Nancy Duke Lewis Professor of Modern Culture and Media and Political Science
Areas of Interest: Political theory and cultural studies, focusing on received scripts that limit or launch collective action in democratic settings.
Bonnie Honig is Nancy Duke Lewis Professor of Modern Culture and Media (MCM) and Political Science at Brown University, and (by courtesy) Religious Studies (RS) and Theater and Performance Studies (TAPS). She is author of Political Theory and the Displacement of Politics (Cornell, 1993, Scripps Prize for best first book), Democracy and the Foreigner (Princeton, 2001), Emergency Politics: Paradox, Law, Democracy(Princeton, 2009, David Easton Prize), Antigone, Interrupted. (Cambridge University Press, 2013) and Public Things: Democracy in Disrepair(Fordham, 2017). She has edited or co-edited several collections, including Feminist Interpretations of Hannah Arendt (Penn State, 1995) and Politics, Theory, and Film: Critical Encounters with Lars von Trier (Oxford, 2016). Her articles have appeared in Arethusa (Okin-Young Prize for best article in feminist theory), New Literary History, Political Theory, theory&event, Social Text, differences, the American Political Science Review, and more.

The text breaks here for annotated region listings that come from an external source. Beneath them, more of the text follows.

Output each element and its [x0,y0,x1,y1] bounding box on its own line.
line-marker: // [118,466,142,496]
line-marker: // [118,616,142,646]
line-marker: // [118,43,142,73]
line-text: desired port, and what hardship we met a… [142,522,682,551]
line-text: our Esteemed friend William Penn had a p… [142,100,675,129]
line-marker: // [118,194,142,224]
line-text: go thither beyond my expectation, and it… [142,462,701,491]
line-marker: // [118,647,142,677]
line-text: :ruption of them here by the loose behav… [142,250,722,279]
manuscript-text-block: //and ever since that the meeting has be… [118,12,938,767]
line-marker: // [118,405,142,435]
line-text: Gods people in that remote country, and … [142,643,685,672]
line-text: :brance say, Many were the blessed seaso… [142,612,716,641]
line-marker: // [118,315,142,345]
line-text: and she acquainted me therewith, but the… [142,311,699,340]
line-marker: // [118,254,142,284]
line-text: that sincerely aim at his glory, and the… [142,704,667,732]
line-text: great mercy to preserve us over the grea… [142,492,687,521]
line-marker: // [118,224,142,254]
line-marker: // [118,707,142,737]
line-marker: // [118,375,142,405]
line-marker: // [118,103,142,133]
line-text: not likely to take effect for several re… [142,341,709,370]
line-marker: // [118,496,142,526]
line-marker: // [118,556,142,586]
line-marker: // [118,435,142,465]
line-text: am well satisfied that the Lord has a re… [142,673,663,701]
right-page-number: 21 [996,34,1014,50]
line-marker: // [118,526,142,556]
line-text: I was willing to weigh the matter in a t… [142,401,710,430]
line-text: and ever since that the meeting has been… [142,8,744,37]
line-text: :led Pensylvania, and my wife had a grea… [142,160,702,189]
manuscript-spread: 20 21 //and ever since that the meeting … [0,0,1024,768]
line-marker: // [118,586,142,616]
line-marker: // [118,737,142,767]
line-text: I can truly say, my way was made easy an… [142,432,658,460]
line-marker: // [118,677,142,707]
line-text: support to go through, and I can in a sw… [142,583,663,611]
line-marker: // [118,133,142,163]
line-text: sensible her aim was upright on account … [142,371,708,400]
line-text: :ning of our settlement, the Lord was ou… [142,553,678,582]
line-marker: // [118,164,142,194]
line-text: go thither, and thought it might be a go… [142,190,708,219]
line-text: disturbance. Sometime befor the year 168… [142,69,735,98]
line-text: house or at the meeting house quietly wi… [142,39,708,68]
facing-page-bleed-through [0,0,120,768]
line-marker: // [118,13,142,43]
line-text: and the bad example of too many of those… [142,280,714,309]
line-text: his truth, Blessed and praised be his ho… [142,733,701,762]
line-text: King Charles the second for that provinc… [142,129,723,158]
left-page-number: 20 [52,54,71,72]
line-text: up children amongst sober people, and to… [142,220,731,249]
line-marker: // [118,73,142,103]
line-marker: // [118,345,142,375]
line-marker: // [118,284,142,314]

Honig has two new books. A Feminist Theory of Refusal (Harvard, May 2021) is based on her 2017 Flexner Lectures at Bryn Mawr College. And Shell Shocked: Feminist Criticism After Trump (Fordham, March 2021) collects revised versions of her public writing since 2016 along with several new essays on criticism, feminism, and politics. Interviews with Honig about her recent work appear in The Nation and Polity; also podcasts, with the Cogut Institute's Meeting Street and Why We Argue.
In 2017-18 she served as the Inaugural Cranor Phi Beta Kappa Scholar, and she is currently an affiliate of the Digital Democracy Group at Simon Fraser University and the American Bar Foundation in Chicago.